La plume d’oie allait et venait sur le papier. En secrétaire dévoué, le jeune homme s’appliquait à rédiger les projets de lois sous la dictée de Danton, son patron, son maître à penser, son ami. Les mains fines, les cheveux noirs, le greffier s’absorbait tout entier à sa tâche, ses yeux bleus cristallins étrécis sous l’effort. Toute sa vie défilait dans les lignes qui aplanissaient des siècles d’injustice et redonnaient espoir au peuple dont il était issu. Il se laissait emporter par la solennité de l’instant.

A mesure que les paragraphes surgissaient de la bouche de l’orateur et se couchaient sur le papier, Jacques revit une à une les étapes de sa vie. Il lui revint des scènes de son enfance à Montsuzain : les champs, les moissons, les travaux quotidiens sur les terres du seigneur du comte de Champagne. C’était un bon seigneur mais le labeur était pénible, les instants de repos bien courts. Aussi, quand le curé remarqua ses capacités, ses parents souhaitèrent que son destin soit bien meilleur que le leur. « Votre enfant ira loin, leur avait dit le prêtre, admiratif de sa mémoire. » Le petit enfant de chœur qui avait appris en peu de temps tous les cantiques et les psaumes fit ses humanités au séminaire de Troyes, « chez les messiours », comme disaient ses parents. Ses études défilèrent, partagés entre soif de savoir et envie dévorante de réussir. Le dernier jour, l’abbé de Joinville le reçut dans son bureau pour lui remettre une lettre de recommandation à un ancien élève du séminaire, Georges Danton, à Paris. Il était devenu avocat et cherchait depuis un secrétaire pour le seconder. Il vit poindre des larmes de fierté dans le regard de l’abbé et partit le cœur plein d’ardeur à l’idée de « monter à Paris », se détournant les champs qu’il croisait tout au long de sa route mais désireux d’améliorer le destin des nécessiteux.

Grâce aux lettres de l’abbé, il fut reçu par Georges Danton, un avocat bien bâti, de fort tempérament et à la voix de stentor. Impressionnant de force vitale, il le regarda d’un œil froid puis se fendit d’un grand sourire en voyant les lignes de son ancien maître. « Un champenois du même séminaire que moi, vous me plaisez jeune homme, clama-t-il en faisant résonner une claque dans le dos de Jacques.
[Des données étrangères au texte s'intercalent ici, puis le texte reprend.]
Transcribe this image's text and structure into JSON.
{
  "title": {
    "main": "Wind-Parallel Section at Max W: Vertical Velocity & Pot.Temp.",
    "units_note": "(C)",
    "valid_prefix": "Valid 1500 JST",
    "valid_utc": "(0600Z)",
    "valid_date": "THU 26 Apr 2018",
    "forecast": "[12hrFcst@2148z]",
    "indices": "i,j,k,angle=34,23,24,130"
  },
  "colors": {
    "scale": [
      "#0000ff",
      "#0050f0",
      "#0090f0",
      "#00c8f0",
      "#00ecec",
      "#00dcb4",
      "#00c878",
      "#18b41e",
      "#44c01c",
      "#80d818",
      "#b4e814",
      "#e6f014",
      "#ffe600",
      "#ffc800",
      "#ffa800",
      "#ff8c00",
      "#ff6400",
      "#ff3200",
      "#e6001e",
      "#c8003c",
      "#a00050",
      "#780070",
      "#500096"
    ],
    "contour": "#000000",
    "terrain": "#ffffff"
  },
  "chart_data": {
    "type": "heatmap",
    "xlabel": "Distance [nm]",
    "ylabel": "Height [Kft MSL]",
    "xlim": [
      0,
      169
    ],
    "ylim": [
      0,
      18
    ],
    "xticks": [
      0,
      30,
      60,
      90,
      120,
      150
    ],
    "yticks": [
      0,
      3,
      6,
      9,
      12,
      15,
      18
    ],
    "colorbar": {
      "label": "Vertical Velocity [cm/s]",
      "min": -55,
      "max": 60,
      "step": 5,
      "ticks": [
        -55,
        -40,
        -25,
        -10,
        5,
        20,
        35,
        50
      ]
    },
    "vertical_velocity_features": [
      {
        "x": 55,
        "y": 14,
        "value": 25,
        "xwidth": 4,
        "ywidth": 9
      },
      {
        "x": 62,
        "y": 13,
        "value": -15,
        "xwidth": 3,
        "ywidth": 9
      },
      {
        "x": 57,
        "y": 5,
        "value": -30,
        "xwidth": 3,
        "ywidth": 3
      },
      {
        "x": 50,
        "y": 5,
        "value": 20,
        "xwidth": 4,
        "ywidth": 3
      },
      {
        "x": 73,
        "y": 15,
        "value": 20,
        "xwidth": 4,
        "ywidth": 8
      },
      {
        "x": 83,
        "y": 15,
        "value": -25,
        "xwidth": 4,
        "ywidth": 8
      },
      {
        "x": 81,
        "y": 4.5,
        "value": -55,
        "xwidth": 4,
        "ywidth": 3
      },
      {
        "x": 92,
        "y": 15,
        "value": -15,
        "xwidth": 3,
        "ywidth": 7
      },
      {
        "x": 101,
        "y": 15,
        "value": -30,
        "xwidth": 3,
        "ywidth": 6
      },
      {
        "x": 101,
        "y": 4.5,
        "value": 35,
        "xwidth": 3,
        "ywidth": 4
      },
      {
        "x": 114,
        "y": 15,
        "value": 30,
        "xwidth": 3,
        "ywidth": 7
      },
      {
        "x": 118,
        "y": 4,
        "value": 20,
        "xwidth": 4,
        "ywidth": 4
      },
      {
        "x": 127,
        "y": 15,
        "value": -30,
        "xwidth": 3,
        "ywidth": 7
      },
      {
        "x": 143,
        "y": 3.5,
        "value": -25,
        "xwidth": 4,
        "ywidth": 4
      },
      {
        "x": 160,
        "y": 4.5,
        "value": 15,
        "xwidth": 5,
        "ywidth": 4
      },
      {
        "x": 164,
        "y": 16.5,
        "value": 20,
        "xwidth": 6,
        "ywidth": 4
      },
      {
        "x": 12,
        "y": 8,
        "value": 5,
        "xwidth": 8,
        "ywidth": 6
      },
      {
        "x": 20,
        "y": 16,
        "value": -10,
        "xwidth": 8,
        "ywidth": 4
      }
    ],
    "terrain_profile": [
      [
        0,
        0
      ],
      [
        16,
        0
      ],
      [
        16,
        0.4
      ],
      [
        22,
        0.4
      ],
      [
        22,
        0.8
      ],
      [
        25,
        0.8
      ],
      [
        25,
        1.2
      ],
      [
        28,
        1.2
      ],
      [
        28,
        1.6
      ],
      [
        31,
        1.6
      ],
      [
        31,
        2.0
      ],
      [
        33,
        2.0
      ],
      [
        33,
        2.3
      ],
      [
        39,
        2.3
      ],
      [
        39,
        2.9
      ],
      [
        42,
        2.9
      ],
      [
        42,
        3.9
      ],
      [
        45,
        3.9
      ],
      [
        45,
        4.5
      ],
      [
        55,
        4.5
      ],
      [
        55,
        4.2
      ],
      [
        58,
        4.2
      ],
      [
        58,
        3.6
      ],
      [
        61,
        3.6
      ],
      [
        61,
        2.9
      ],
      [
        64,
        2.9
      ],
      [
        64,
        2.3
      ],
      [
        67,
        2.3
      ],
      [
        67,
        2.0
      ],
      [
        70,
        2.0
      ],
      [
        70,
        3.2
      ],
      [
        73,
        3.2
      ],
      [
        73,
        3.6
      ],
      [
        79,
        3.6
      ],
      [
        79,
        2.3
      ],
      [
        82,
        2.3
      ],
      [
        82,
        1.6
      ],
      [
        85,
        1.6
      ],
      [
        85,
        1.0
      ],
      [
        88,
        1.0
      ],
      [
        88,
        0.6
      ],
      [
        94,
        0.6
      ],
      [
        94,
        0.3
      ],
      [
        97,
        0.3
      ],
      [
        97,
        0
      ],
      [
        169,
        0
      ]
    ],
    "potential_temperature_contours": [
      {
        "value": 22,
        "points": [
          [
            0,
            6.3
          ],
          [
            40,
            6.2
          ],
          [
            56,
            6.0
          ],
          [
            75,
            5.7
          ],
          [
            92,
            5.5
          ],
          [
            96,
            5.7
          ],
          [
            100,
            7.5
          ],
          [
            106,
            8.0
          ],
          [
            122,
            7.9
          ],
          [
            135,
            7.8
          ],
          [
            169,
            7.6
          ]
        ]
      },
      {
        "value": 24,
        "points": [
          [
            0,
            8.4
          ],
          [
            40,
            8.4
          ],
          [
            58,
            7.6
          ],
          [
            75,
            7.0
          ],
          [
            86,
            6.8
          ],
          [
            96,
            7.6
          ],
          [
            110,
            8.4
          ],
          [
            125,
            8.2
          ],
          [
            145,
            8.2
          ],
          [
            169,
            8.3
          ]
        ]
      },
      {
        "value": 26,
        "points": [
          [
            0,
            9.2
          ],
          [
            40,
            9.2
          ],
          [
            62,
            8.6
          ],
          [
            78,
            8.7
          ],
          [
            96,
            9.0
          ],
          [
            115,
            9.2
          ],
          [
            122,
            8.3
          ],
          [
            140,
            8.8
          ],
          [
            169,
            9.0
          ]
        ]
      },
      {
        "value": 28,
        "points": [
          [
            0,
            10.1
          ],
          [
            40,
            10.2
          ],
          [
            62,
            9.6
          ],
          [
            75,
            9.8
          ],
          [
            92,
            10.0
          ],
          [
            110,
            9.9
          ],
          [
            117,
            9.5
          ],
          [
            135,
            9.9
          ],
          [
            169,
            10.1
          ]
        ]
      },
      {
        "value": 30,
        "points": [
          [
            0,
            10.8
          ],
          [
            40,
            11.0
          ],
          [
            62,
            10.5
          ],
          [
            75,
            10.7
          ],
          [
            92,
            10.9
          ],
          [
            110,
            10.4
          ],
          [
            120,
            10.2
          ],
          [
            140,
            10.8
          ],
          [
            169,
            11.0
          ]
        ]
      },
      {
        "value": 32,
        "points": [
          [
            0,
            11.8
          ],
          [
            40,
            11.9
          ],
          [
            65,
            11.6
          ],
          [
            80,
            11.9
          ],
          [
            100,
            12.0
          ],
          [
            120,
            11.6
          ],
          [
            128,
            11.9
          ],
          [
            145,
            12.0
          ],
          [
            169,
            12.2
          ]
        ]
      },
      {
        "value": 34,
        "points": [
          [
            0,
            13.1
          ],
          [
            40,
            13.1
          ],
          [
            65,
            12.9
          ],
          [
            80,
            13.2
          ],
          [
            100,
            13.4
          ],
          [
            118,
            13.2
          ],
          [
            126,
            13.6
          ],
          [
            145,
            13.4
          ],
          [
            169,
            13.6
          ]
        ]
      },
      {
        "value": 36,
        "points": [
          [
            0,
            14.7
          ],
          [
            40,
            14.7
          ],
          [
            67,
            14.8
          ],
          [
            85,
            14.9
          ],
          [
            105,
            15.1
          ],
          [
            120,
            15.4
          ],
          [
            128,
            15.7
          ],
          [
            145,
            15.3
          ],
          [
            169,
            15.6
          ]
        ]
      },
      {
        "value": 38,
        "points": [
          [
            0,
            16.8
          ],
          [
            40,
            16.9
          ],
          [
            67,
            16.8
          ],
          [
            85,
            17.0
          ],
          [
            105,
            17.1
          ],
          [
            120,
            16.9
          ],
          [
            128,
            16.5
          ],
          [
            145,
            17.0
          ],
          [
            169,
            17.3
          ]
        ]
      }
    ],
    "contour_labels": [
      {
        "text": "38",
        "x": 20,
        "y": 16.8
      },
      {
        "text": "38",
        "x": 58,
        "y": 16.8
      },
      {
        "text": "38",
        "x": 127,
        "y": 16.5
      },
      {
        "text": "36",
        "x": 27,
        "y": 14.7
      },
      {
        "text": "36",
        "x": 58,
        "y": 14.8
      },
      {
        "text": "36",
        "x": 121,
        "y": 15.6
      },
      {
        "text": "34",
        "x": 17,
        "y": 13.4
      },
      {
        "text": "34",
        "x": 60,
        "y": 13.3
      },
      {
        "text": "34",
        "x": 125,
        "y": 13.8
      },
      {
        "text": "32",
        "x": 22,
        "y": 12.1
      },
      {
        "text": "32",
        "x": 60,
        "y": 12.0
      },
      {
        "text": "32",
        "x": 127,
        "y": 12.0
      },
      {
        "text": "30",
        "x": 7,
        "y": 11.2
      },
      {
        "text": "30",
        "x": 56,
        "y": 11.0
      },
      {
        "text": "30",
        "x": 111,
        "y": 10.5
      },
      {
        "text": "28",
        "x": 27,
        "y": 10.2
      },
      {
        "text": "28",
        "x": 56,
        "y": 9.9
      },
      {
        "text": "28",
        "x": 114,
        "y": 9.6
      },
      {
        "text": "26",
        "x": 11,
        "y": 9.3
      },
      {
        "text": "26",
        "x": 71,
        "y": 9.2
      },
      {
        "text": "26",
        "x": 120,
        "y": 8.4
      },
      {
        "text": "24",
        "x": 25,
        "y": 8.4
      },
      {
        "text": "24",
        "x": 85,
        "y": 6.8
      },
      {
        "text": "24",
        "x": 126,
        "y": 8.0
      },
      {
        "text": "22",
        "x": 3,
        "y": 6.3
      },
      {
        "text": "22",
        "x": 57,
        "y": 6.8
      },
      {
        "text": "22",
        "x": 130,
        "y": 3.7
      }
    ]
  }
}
Demain matin, à sept heures, je compte sur vous ! » Il prit Jacques sous son aile, en fit son secrétaire personnel et lui trouva une chambre de bonne confortable !

Pendant les mois qui suivirent, Jacques, en garçon avisé et prévoyant, commença à mettre de l’argent de côté, fit parvenir des lettres, des cadeaux et des lettres de mandat par le curé de Montsuzain. Il reçut des réponses rédigées de la main de père Monpech : la fierté de ses parents s’exprimait à chaque ligne et même si les lettres étaient celles du prêtre, il la sentait pulser dans la moindre courbe manuscrite. Jacques leur décrivait son quotidien : les audiences au côté de Me Danton et son ascension politique dans le district des Cordeliers, le relevé des doléances du petit peuple grâce aux cahiers des doléances en prévision des états généraux de la nation. Mais le revers de la médaille, il le leur montrait aussi : les rues sales, noires, grouillantes de passants, des ombres rongées par la famine, le prix du pain qui ne cesse de monter, serrant un nœud chaque jour plus étouffant autour du cou des pauvres. « La colère et la faim, les deux mamelles des révoltes, constatait Danton, entre amertume et inquiétude. »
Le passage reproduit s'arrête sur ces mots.